If we run the kernel:

cuda-memcheck --tool racecheck test

  • kernel_test<32><<<32, 32>>>(); : 32 blocks, 32 threads => does not lead to any apparent racecheck error.
  • kernel_test<32><<<64, 32>>>(); : 64 blocks, 32 threads => leads to WAW hazards (threadId.x = 32?!) and errors.

========= ERROR: Potential WAW hazard detected at shared 0x6 in block (57, 0, 0) :
========= Write Thread (0, 0, 0) at 0x00000048 in ....h:403:void kernel_test(void)
========= Write Thread (1, 0, 0) at 0x00000048 in ....h:403:void kernel_test(void)
========= Current Value : 0, Incoming Value : 128

========= INFO:(Identical data being written) Potential WAW hazard detected at shared 0x0 in block (47, 0, 0) :
========= Write Thread (32, 0, 0) at 0x00000048 in ....h:403:void kernel_test(void)
========= Write Thread (0, 0, 0) at 0x00000048 in ....h:403:void kernel_test(void)
========= Current Value : 0, Incoming Value : 0

So what am I missing here? Am I doing something wrong with shared memory? (I am still a beginner with this)

** UPDATE **

The problem seems to be coming from cudaDeviceSynchronize() when NBLOCKS > 32. Why is this happening?

2
Hi BenC, could you post a complete repro case ? Also, what GPU are you running this on and what are the CUDA driver and toolkit versions?Vyas
Hi Vyas, normally the minimal code I provided is enough to reproduce the problem. What information are you missing? I have a Geforce GT 650M, CUDA 5.0, CC 3.0 and drivers 304.64.BenC
Hi BenC, could you post the entire host code as well as the device code, and the exact build line you used. It makes it much easier to reproduce the problem.Vyas
@marina.k : NTHREADS is the number of threads per block, here it was 32.BenC
@Vyas: I updated my post, and I found that this is actually caused by cudaDeviceSynchronize() for a certain number of blocks.BenC

2 Answers

2
votes

For starters, the cudaDeviceSynchronize() isn't the cause; your kernel is the cause, but it's an asynchronous call, so the error is caught on your call to cudaDeviceSynchronize().

As for kernel, your shared memory is of size SIZE_X*SIZE_Y*NTHREADS (which in the example translates to 512 elements per block). In your nested loops you index into it using [i*blockDim.x*SIZE_Y + j*blockDim.x + threadIdx.x] -- this is where your problem is.

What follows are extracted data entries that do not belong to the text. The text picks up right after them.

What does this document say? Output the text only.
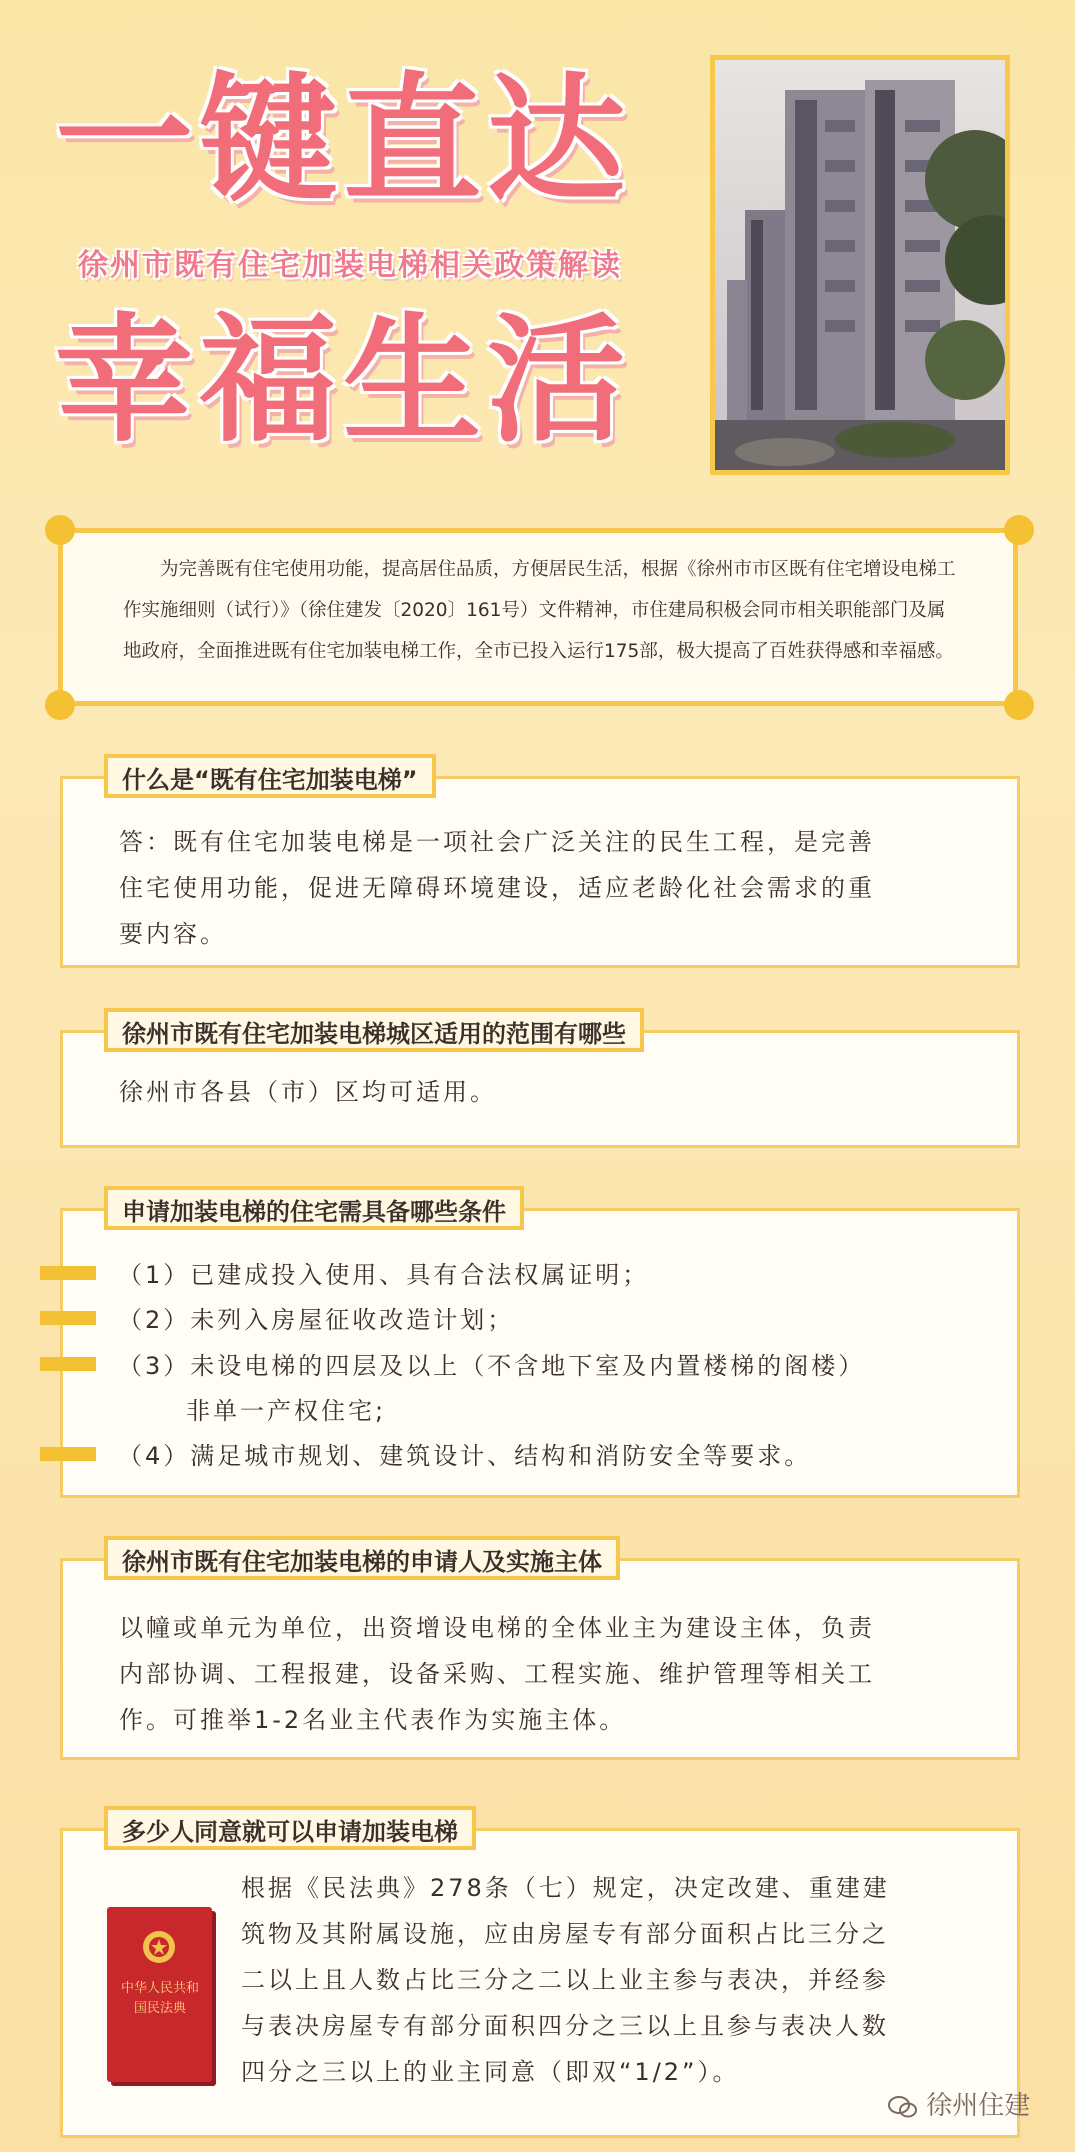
一键直达
徐州市既有住宅加装电梯相关政策解读
幸福生活

为完善既有住宅使用功能，提高居住品质，方便居民生活，根据《徐州市市区既有住宅增设电梯工作实施细则（试行）》（徐住建发〔2020〕161号）文件精神，市住建局积极会同市相关职能部门及属地政府，全面推进既有住宅加装电梯工作，全市已投入运行175部，极大提高了百姓获得感和幸福感。

答：既有住宅加装电梯是一项社会广泛关注的民生工程，是完善
住宅使用功能，促进无障碍环境建设，适应老龄化社会需求的重
要内容。
什么是“既有住宅加装电梯”
徐州市各县（市）区均可适用。
徐州市既有住宅加装电梯城区适用的范围有哪些
申请加装电梯的住宅需具备哪些条件
（1）已建成投入使用、具有合法权属证明；
（2）未列入房屋征收改造计划；
（3）未设电梯的四层及以上（不含地下室及内置楼梯的阁楼）
非单一产权住宅;
（4）满足城市规划、建筑设计、结构和消防安全等要求。
以幢或单元为单位，出资增设电梯的全体业主为建设主体，负责
内部协调、工程报建，设备采购、工程实施、维护管理等相关工
作。可推举1-2名业主代表作为实施主体。
徐州市既有住宅加装电梯的申请人及实施主体
中华人民共和国民法典
根据《民法典》278条（七）规定，决定改建、重建建
筑物及其附属设施，应由房屋专有部分面积占比三分之
二以上且人数占比三分之二以上业主参与表决，并经参
与表决房屋专有部分面积四分之三以上且参与表决人数
四分之三以上的业主同意（即双“1/2”）。
多少人同意就可以申请加装电梯
徐州住建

To be more specific, your i and j values will range from [0, 4), your threadIdx.x from [0, 32), and your SIZE_{X | Y} values are 4. When blockDim.x is 64, your maximum index used in the loop will be 991 (from 3*64*4 + 3*64 + 31). When your blockDim.x is 32, your maximum index will be 511.

Based on your code, you should get errors whenever your NBLOCKS exceeds your NTHREADS

NOTE: I originally posted this to https://devtalk.nvidia.com/default/topic/527292/cuda-programming-and-performance/cuda-racecheck-shared-memory-array-and-cudadevicesynchronize-/

-1
votes

This was apparently a bug in NVIDIA drivers for Linux. The bug disappeared after the 313.18 release.